'Tornado's First Trailer Threatens to Take Shudder by Storm
Most of the time, when we talk about Film Festivals and awards bait films that come out of them, we're talking about films from major indie producers like A24 and festivals that are part of the traditional "Big Five" (Sundance, Berlin, Cannes, Venice, Toronto). However, an entire slew of smaller, more recent festivals have sprung up since the turn of the century, from the London BFI Festival in October to the Glasgow Festival in Scotland in February. The latter opened its 2025 edition with the period piece film titled Tornado, about a Japanese woman who finds herself traversing the English countryside with her Samurai father's traveling show, where the two dodge some of the most ruthless cutthroat gangs and pickpockets on the road.
Tornado is the sophomore feature from director John Maclean, whose feature film debut, Slow West, arrived a decade ago in 2015; set in the mid-1800s, that film stars Michael Fassbender as a Scottish lad who crisscrosses Colorado in search of the woman he believes himself to be in love with.
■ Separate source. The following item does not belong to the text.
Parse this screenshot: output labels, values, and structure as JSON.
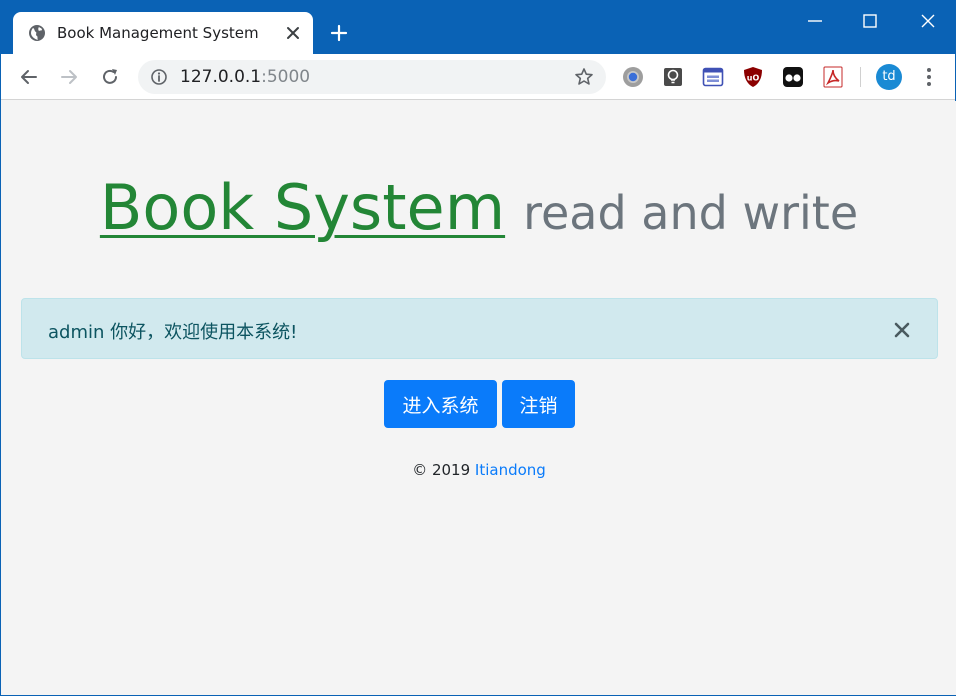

Like his debut, Tornado is also a period piece (set slightly earlier, in the 1790s), this time about a young woman crisscrossing the English countryside. Here, she's not searching for love but security, choosing to get it by stealing the ill-gotten gains from the local gang harassing her family.
If a Samurai in 1790s England sounds far-fetched, it's not. Speaking to Deadline at the Glasgow Festival, Maclean said, “Slow West was populated by people all over the world, and I wanted to suggest the same thing in Britain. I had read and heard a few things about samurais turning up in Spain and, a bit later, turning up in Scotland. There was a bit of an exodus of samurais because they were constantly changing positions in Japan, becoming less warriors and more guns for hire or swords for hire, and they wandered. So, I just made them wander into 1790s Britain.”